Dr Daniel Widener will be at CRASSH for the academic year 2018-19.
I am presently involved in three substantial research projects.
Third Worlds Within: multiethnic radicalism in 20th Century America
This book traces connections between communities of color inside the United States, exploring their spatial arrangements, cultural contours, political possibilities and innate contradictions. The introduction was written in the immediate aftermath of the inauguration of Donald Trump, and its narrative poses a sharp antithesis between this country’s rapidly growing demographic diversity, on the one hand, and the persistence of existing structures of racialized capitalism on the other. Tracing seven separate areas of interethnic convergence between nonwhite populations inside the United States, this book explores myriad spaces, whether residential neighborhoods, musical subcultures, visual culture, student activism, and labor organizing, in which ideas about unity between minoritized populations stood at the center of a vision of political transformation.
The Twice Forgotten War: African Americans and the Korean Conflict
Intended as the first comprehensive study of black participation in and attitudes toward “the forgotten war,” I use untapped sources, including radio broadcasts made by black prisoners of war archived by the C.I.A., soldier’s letters, military reports, and press accounts to examine military integration, black antiwar activity, race relations among servicemen, race and the “brainwashing” debate, and public perceptions of the conflict among African Americans at home.
Finally, I am finishing a political biography of African American visual artist Elizabeth Catlett, who spent the majority of her life living in exile in Mexico. More specifically, this essay explores her ideas about the relationship between Black Americans and Mexicans, who she described as “her two peoples.”
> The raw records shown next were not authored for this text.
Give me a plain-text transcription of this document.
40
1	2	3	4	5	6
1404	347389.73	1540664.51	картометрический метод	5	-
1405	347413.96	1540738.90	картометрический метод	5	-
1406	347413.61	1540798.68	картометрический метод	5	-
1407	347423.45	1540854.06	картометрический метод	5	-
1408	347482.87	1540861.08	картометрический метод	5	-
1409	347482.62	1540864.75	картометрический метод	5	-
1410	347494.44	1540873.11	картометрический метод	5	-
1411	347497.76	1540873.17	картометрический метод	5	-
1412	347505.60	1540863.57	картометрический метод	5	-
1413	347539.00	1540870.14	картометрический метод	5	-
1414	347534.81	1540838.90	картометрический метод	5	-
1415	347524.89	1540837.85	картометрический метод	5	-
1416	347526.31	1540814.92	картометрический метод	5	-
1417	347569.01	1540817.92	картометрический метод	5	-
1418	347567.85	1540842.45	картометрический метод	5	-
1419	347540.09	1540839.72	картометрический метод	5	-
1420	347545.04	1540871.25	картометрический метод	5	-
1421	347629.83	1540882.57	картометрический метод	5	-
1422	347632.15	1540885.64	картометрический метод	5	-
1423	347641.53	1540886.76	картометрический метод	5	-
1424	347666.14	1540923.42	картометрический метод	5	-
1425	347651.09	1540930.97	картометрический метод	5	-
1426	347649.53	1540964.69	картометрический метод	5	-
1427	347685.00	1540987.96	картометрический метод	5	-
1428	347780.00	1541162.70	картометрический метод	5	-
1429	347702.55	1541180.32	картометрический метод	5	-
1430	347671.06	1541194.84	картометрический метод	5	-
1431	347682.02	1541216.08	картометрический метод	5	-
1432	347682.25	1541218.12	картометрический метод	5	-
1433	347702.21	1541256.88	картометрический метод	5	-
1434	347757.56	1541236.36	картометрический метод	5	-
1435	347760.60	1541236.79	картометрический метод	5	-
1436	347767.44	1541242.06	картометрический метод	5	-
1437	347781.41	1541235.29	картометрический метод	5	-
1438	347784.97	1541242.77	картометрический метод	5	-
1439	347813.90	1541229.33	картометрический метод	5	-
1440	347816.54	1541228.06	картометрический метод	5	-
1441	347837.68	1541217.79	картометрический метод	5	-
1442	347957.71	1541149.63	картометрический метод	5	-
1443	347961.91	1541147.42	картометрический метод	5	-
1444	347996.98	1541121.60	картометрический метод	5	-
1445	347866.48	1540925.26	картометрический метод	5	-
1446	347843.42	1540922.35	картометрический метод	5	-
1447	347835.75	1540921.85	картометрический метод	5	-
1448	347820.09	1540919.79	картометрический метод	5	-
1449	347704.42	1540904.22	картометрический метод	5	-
Daniel Widener is Associate Professor of History at the University of California, San Diego. He is the author of Black Arts West: culture and struggle in postwar Los Angeles (2010) and co-editor of Another University is Possible (2010) and Black California Dreamin’: The Crisis of California’s African American Communities. He serves as faculty director of the PATH/Mellon Summer Institute of the Humanities. He is currently at work on two books: Third Worlds Within: multiethnic radicalism in 20th Century America and The Twice Forgotten War: African Americans in the Korean Conflict. His teaching areas include Cuba, California, the Cold War, the history of sport, third world revolutionary movements, and jazz.